One of the benefits of living in Thailand is the availability of exotic fresh fruit. You can buy it from street vendors; friends will drop off bags of lychees, dragon fruit, or even the smelly durian, depending on the season. If you have a house with any yard at all, you will probably have some sort of fruit tree growing there. In my yard, there happens to be three mango trees, and this year, they are absolutely full of fruit.
I never knew anything about mangoes before moving to Thailand, except they are sweet and make good smoothies, if they’re ripe. The Thais seem to prefer to eat them when they’re green, and a little sour. They’re cut into slices, and dipped into chili salt. I have to admit, they’re a nice, refreshing snack when consumed in this manner. Once they’re soft and ripe, and the flesh has become a deep yellow color, people start using them for fruit shakes, smoothies, and the popular Thai dessert, “mango sticky rice”. This is a decadent combination of mango chunks, sticky rice, and coconut milk, topped with crunchy, fried and salted mung beans. Everyone should try this at least once in their lives.

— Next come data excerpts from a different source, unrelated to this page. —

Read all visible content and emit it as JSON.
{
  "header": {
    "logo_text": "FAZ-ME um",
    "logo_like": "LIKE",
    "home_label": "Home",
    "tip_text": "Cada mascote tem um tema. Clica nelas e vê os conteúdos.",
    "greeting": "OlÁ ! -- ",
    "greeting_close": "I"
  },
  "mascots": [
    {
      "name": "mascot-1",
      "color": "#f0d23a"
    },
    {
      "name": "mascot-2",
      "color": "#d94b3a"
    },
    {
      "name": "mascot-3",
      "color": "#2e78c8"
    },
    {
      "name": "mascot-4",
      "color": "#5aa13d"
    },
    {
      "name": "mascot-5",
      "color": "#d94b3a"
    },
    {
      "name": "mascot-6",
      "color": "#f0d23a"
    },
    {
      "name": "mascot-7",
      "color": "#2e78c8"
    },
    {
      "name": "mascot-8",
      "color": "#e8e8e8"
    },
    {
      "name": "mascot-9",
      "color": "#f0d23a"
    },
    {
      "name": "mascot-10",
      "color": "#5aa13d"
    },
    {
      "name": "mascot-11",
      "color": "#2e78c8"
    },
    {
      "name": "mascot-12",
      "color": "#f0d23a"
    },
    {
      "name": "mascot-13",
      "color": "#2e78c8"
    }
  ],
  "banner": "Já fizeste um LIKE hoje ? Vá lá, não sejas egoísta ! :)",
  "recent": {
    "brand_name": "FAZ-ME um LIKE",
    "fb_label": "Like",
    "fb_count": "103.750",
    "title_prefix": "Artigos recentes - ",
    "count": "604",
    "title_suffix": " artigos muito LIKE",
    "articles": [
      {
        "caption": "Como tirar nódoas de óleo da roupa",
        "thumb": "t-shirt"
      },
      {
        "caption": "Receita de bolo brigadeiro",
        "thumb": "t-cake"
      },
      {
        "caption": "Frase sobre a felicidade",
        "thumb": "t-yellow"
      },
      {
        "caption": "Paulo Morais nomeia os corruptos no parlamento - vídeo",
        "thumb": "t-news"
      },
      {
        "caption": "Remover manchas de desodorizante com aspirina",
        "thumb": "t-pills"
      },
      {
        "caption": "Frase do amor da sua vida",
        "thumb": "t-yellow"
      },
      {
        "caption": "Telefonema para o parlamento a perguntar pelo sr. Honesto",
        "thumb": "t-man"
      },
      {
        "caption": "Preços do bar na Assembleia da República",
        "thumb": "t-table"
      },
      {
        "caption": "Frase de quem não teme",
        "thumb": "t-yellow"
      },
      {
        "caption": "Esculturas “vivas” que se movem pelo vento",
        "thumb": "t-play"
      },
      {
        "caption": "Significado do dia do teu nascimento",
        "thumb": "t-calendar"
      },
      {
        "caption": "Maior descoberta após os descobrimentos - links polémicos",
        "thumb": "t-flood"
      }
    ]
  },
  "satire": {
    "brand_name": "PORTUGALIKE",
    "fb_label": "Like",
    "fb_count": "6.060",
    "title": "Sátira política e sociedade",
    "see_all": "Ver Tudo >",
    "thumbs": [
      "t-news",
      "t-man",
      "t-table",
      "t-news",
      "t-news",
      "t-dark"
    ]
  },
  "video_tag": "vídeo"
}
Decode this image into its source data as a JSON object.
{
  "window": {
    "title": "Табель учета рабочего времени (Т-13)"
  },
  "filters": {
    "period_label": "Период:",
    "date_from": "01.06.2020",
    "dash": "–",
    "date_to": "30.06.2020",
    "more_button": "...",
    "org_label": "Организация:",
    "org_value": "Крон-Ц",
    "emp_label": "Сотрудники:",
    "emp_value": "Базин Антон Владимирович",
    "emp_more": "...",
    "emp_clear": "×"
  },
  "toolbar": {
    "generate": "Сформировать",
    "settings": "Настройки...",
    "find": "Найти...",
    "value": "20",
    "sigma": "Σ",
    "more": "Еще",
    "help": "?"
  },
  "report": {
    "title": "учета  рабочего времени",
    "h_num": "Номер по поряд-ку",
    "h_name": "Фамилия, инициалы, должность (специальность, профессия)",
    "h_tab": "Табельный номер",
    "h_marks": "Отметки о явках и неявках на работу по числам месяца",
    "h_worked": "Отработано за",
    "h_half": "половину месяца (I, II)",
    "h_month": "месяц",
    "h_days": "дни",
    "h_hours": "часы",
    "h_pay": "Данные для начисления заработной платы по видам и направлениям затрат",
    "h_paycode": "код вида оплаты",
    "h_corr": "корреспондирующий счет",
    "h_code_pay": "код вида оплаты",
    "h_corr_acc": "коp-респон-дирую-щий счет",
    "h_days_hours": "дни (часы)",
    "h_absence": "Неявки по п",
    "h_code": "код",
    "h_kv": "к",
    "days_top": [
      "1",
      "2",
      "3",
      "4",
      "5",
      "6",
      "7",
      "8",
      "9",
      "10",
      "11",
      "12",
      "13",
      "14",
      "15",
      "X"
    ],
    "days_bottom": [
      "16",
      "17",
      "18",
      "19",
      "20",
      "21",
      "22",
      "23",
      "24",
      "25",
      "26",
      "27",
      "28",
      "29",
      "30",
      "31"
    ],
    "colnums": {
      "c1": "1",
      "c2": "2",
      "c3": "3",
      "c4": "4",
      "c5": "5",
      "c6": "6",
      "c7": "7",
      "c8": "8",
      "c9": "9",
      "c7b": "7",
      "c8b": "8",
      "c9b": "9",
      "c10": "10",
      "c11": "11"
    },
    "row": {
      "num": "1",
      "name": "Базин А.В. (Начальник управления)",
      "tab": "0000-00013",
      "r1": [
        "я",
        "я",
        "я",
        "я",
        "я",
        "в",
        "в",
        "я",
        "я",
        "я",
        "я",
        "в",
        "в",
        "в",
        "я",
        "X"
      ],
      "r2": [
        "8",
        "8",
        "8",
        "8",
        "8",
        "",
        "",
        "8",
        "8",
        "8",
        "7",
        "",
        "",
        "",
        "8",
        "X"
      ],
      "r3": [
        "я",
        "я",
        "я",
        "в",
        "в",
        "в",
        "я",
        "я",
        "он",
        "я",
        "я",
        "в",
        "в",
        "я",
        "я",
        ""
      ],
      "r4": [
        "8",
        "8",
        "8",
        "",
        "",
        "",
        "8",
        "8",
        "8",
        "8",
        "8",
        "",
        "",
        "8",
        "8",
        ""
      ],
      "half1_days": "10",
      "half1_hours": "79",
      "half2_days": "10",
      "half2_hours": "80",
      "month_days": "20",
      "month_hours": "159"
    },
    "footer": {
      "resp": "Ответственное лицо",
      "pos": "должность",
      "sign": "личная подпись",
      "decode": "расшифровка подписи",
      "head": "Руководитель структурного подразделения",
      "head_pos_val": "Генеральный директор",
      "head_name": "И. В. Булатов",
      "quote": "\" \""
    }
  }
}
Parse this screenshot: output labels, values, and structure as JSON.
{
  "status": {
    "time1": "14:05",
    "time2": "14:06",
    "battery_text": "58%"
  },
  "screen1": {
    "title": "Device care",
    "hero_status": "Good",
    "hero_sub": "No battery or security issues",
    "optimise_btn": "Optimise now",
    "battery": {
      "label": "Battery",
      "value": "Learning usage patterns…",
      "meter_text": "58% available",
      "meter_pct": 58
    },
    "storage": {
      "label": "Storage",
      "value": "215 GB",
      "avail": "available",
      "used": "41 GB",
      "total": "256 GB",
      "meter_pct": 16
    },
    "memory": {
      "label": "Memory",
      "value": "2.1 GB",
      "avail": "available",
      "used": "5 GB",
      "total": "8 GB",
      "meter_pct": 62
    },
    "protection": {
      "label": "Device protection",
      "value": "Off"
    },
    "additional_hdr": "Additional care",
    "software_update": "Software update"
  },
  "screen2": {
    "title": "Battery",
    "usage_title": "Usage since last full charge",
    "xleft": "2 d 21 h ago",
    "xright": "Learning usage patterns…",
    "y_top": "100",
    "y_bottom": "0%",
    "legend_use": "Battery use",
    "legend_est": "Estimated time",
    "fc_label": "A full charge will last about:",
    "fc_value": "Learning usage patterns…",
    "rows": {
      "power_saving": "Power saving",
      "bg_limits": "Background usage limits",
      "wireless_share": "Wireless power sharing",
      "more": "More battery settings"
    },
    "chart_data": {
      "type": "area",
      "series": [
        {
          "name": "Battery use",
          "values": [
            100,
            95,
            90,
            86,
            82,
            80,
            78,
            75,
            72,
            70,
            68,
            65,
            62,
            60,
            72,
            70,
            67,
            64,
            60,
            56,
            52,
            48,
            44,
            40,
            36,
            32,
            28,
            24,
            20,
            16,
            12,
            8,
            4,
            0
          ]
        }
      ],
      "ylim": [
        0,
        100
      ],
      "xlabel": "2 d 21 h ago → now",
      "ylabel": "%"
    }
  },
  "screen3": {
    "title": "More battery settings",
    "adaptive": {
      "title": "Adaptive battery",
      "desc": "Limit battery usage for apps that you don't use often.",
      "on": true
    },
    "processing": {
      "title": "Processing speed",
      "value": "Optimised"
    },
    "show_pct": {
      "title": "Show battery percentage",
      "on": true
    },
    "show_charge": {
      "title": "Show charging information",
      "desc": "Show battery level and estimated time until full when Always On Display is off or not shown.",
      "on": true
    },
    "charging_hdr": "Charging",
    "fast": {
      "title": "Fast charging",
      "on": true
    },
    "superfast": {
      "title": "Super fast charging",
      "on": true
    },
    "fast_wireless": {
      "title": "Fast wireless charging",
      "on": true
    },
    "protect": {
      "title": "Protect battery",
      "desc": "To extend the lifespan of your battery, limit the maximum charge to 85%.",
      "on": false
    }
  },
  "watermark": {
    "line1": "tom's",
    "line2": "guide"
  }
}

Before, I can give any of my mangoes away, or turn them into one sweet treat or another, I have to begin harvesting them. Luckily, mangoes don’t all ripen at once, so I’ll be able to pick some, and leave some for later.
The way to determine if a mango has reached maturity, and is ready to pick was a mystery to me when I first arrived in Thailand, but I’ve come to learn the ins-and-outs. You don’t have to wait until the mango is soft and ripe. I’ve learned this is actually a bad idea, because flying insects are attracted to the juices and once they start poking their proboscises into the flesh, the fruit is ruined in a short amount of time. Birds like to get in on the action as well. I’ve noticed some people wrapping their near-ripe mangoes in newspaper to prevent this from happening.
The fruit can be picked while it is still firm. It will start developing a “blush”, which is a fuchsia color that spreads across the fruit. Also, when the fruit is still too green, there is a nipple-like protrusion at the bottom of the fruit, opposite the stem. As the mango ripens, this starts to round off. Also, at the stem end, the “shoulder” of the mango starts to fill in, which results in stem being attached at the top of the plant, inside a slight dimple. In other words, the mango gets pleasantly plump, as if it’s the mango’s first year of college, and it gains the freshman 15.
Once your mango is plump, blushing, but still a little firm (sounds like someone I knew once); it’s time to pluck it from the tree. This is also a little trickier than one would think, because the sap can actually burn the skin of the mango (and the picker). It even has a fairly strong chemical smell. When you pluck a mango from its stem, a little sap actually squirts out of the top of the fruit. One has to ensure the stem end of the fruit is pointed away from the picker, and preferably at an angle to prevent the sap from leaking onto the mango. Once picked, it’s a good idea to store the fruit with the stem end pointing at a downward angle to prevent the sap from leaking all over the skin. Eventually, the sap will dry up, and this stops being a problem.
After a few days, to a week, depending on how far along the mango was when it was picked, it will ripen enough for all the sweet concoctions you can imagine. I’ve seen it used in ice-cream, dehydrated, frozen, turned into fruit roll-ups, used in drinks, and just peeled and eaten as nature intended. However you prepare your mango, it’s hard to go wrong with this delicious fruit.
So, there you have it. Now you’re prepared for mango-harvesting season! Have a sweet Spring!